Treatment of Recurrent Stenosis After Previous Carotid Endarterectomy


Carotid endarterectomy (CEA) is the gold standard in the treatment of carotid occlusive disease and prevention of stroke. However, the benefit of carotid revascularization is hampered by restenosis, which is associated with a modestly increased risk for stroke. Symptomatic recurrent stenosis has been reported to range between 0.6% and 3.6%, and asymptomatic restenosis, based on noninvasive studies, ranges from 8.8% to 19%. A systematic review in 1998 concluded that the risk of developing restenosis after CEA was 10% in the first year, 3% in the second year, and only 1% per year thereafter. The potential of a carotid restenosis to cause a stroke seems to be highly variable, but in general it is smaller than that of the primary lesion. The optimal treatment strategy for recurrent stenosis, especially when asymptomatic, remains a challenge.

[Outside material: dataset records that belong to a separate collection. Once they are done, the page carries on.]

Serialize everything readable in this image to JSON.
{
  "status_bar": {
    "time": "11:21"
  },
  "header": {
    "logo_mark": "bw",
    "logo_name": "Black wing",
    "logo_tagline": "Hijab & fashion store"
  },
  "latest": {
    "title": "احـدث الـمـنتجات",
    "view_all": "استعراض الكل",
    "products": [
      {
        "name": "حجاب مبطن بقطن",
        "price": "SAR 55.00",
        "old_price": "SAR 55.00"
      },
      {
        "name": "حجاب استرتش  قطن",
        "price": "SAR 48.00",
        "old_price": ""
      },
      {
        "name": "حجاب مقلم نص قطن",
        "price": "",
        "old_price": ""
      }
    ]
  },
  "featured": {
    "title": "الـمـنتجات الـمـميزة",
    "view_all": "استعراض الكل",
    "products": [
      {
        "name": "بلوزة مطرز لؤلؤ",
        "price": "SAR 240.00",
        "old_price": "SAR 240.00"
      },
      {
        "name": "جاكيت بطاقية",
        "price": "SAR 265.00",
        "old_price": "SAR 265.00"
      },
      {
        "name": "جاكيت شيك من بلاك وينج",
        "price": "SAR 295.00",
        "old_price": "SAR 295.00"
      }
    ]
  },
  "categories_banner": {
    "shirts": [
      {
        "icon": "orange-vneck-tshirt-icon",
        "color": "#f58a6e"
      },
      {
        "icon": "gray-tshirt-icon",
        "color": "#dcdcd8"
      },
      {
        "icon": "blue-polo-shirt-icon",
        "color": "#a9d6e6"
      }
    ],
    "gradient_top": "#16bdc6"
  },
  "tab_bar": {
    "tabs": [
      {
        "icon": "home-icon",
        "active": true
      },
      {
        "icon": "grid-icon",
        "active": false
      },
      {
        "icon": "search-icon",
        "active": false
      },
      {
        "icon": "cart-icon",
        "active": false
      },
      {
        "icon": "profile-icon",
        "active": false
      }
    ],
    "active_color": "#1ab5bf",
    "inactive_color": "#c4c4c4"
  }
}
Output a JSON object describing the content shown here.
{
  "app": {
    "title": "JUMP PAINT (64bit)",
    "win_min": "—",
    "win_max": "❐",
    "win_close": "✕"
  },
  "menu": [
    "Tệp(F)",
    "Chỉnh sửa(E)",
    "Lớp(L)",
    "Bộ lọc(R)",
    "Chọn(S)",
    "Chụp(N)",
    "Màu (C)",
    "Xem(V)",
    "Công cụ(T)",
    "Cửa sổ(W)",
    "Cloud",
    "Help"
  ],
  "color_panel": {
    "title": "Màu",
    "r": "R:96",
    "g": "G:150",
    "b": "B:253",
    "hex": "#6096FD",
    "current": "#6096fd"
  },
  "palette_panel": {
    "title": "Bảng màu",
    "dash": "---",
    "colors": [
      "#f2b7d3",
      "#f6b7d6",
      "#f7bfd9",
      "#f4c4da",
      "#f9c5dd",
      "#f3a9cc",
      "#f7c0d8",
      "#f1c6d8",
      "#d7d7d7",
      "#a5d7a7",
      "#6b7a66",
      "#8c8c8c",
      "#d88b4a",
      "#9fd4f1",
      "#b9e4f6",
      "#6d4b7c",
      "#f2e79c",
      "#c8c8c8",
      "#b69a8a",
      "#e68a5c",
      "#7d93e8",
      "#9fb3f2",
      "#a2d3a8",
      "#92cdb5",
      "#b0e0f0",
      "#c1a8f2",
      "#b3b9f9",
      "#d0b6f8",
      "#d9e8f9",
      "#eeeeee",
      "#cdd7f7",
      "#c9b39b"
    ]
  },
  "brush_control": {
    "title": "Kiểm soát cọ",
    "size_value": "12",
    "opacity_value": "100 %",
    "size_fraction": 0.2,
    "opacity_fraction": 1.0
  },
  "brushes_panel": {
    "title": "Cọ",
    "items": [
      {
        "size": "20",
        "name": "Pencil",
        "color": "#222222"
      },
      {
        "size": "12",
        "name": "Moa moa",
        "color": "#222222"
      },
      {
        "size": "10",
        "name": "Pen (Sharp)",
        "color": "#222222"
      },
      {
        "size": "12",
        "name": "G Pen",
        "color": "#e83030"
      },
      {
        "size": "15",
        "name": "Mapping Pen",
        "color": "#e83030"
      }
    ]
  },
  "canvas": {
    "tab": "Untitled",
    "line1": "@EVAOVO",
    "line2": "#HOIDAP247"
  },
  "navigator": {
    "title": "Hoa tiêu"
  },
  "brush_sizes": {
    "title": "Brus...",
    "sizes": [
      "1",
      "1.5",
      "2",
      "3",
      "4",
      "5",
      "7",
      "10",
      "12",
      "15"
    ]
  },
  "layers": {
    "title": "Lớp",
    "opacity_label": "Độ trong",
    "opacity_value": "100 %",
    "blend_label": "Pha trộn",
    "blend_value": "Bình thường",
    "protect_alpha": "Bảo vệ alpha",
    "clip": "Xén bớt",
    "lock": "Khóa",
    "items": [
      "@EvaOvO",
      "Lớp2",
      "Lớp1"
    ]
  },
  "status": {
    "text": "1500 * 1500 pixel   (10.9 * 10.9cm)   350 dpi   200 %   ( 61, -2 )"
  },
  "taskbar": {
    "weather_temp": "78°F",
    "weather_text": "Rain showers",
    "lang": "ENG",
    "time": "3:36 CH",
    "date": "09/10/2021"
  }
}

Symptomatic patients with a recurrent stenosis greater than 70% or asymptomatic patients with a recurrent stenosis greater than 80% may be considered for reintervention. The site of recurrent stenosis is primarily situated at the ends of or within the confines of the original endarterectomy site and the suture lines. The recurrence lesion therefore is located in the internal carotid artery (ICA), the distal common carotid artery (CCA), or both. The majority (70%) of lesions are localized within the origin of the ICA. Some regions of the artery wall are exposed simultaneously to low wall shear stress and high mechanical stress, and these regions correspond to the areas where atherosclerotic lesions develop. It makes the carotid bulb a focus for disease because of its geometry coupled with pulsatile flow that produces low shear rates, which in turn promotes atherosclerosis.

Optimal Imaging for Assessment of Carotid Restenosis

In the distant past, conventional angiography was required to determine the degree of a carotid stenosis. However, an accurate alternative with no need to use intra arterial contrast agents was found in duplex ultrasonography. The severity of a stenosis has been defined using specific threshold velocities, including the peak systolic velocity (PSV), the end diastolic velocity (EDV), and/or the ICA/CCA PSV ratio. Most vascular laboratories use the (modified) Strandness criteria to grade restenosis after CEA. However, these criteria, established for evaluating primary carotid stenosis, might not be applicable in grading recurrent stenosis because of hemodynamic changes in the treated vessel.

Closing the arteriotomy with a patch widens the carotid diameter and decreases the stiffness of the arterial wall. This phenomenon is known as the dilatation or pantaloon effect following CEA. Hirschl and colleagues conducted a study to determine if patch angioplasty or direct closure of the ICA after CEA resulted in any hemodynamic or pathologic differences. Patients undergoing carotid patching with broadened bulb lumen exhibited statistically elevated turbulent flow disturbances with increased flow velocity in the ICA just distal to the patch. However, quantitative flow volume measurement did not reveal any differences between the two groups. Several papers have proposed new and revised ultrasound criteria, but there is still no consensus on the optimal criteria for grading recurrent carotid artery stenosis. It is therefore helpful to combine ultrasonography with an additional diagnostic modality, such as magnetic resonance imaging (MRI) or computed tomography (CT), to accurately evaluate the degree of stenosis.

Treatment Options for Recurrent Carotid Artery Stenosis

Whether recurrent carotid stenosis must be treated or not remains arbitrary. However, most authors agree that symptomatic restenoses warrant repeated intervention because of the risk of subsequent cerebrovascular events. Unfortunately, there are no reliable prognostic tests to differentiate between which highly stenotic lesions will cause a stroke and which will not. Most institutions therefore follow the consensus that reintervention should be considered in symptomatic patients with a recurrent stenosis of more than 70%, asymptomatic patients with a recurrent stenosis of more than 80%, patients with severe four-vessel disease, or patients with a contralateral occlusion. A second open procedure or endovascular intervention requires that the proposed treatment has a low periprocedural risk and provides long-term freedom from further cerebrovascular events.